- The Washington Times - Thursday, May 1, 2014

President Obama differs from his predecessor on more than just policy.

Compared with President George W. Bush, Mr. Obama has rarely visited Camp David, the sprawling, secluded retreat in northern Maryland that has become a regular getaway spot for presidents over the past 70 years.

Although Mr. Obama hasn’t shunned the location entirely — he spent his 52nd birthday there last year — veteran Washington reporters and pundits say it’s clear that the 44th president hasn’t warmed up to Camp David in the same way as did Franklin D. Roosevelt, Dwight D. Eisenhower, Jimmy Carter and Mr. Bush.

“I suspect part of the reason is because his daughters would prefer to be in the city, prefer to be at the White House,” said Ken Walsh, chief White House correspondent for U.S. News & World Report and author of the book “From Mount Vernon to Crawford: A History of the Presidents and Their Retreats.”

“I’ve been told that as an urban man, a guy from Chicago, he doesn’t take to Camp David and its rural setting as much as other presidents have. That’s another part of it,” he said.

The White House didn’t respond to a request for comment on the president’s opinion of the retreat. Other political reporters have theorized that Mr. Obama isn’t fond of Camp David because it doesn’t have a full golf course, and the president prefers to spend weekends on the links.

Whatever the reason, records show the retreat isn’t a favorite of this president.

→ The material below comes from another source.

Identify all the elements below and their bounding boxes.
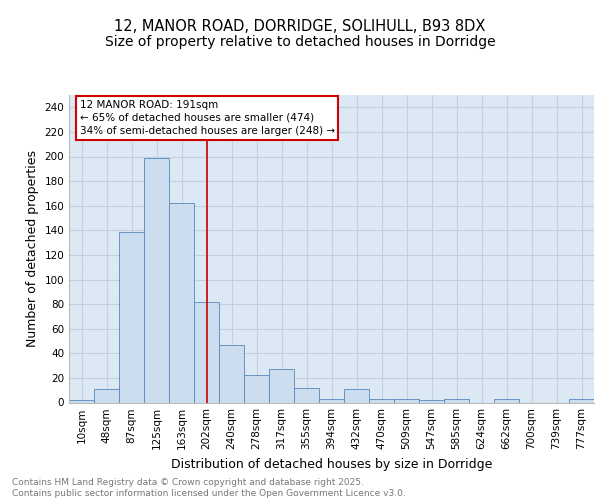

Since taking office, Mr. Obama has made 32 trips to Camp David and spent all or part of 78 days there, said Mark Knoller, a longtime White House correspondent for CBS News who tracks in detail presidential travels.

By this point in his presidency, Mr. Bush had visited the retreat 104 times, more than three times as often, and spent all or part of 329 days there. Throughout his eight years in office, the former Texas governor went to Camp David 150 times and spent all or part of 491 days there, Mr. Knoller said.

For Mr. Bush, the location offered an escape from Washington and an opportunity to gather family and friends in a relaxed, scenic environment, said Bush White House press secretary Scott McClellan.

“The extended Bush family enjoyed gathering there for Christmas. The president and Mrs. Bush enjoyed inviting their closest friends to spend weekends at Camp David,” Mr. McClellan said. “I think it allowed him to relax and unwind a little more than a president can at the White House. Having a retreat like Camp David is a great benefit for any president to decompress, get outside the White House fishbowl and spend time with family and close friends, and I think that is important for helping to keep a president grounded.”

Frequent guests

Other presidents also have embraced Camp David’s relative seclusion.

President Clinton visited more frequently during his second term. President George H.W. Bush also spent a good deal of time there, and his daughter, Dorothy, was married at the retreat.

The elder Mr. Bush’s predecessor, historians say, escaped to the retreat almost every chance he got.

“President Reagan is one of the presidents who loved it the most. He’d go there just about every weekend,” Mr. Walsh said.

Camp David, built by the New Deal Works Progress Administration, opened in 1938 as a retreat for federal workers. When it became the president’s compound, Roosevelt dubbed it “Shangri-La.”

Eisenhower changed the name to Camp David, hosted foreign guests and held at least one Cabinet meeting there.

Presidents Nixon, Kennedy and Johnson regularly used the retreat, which offers horseback riding, hiking and other outdoor activities. President Ford rode around the property on a snowmobile.

But Camp David also is rich with history.

Mr. Carter famously hosted Egyptian President Anwar Sadat and Israeli Prime Minister Menachem Begin in a meeting that resulted in the Camp David Accords, clearing the way for an Israeli-Egyptian peace treaty.

Reagan and British Prime Minister Margaret Thatcher also met at Camp David, and other presidents have used the retreat to host international guests and dignitaries. Among the presidential guests over the years are British Prime Ministers Winston Churchill and Tony Blair and Russian President Vladimir Putin.

For all his apparent lack of enthusiasm for the compound, Mr. Obama did use Camp David when he hosted the Group of Eight summit in 2012, but only after the White House’s plan for Chicago was abruptly scrapped.

Mr. Obama prefers getaways to Hawaii, his home in Chicago and elsewhere.

For security and logistical purposes, those trips are more complicated than they would be for Camp David.

“In Obama’s case, it is much harder to protect him in Chicago, in an urban setting,” Mr. Walsh said. “Camp David has the advantage of not being disruptive to a neighborhood, and it’s easy to protect because it’s a government compound. And it’s not expensive to go there because it’s a permanent facility. Going to Chicago is much more expensive than going to Camp David.”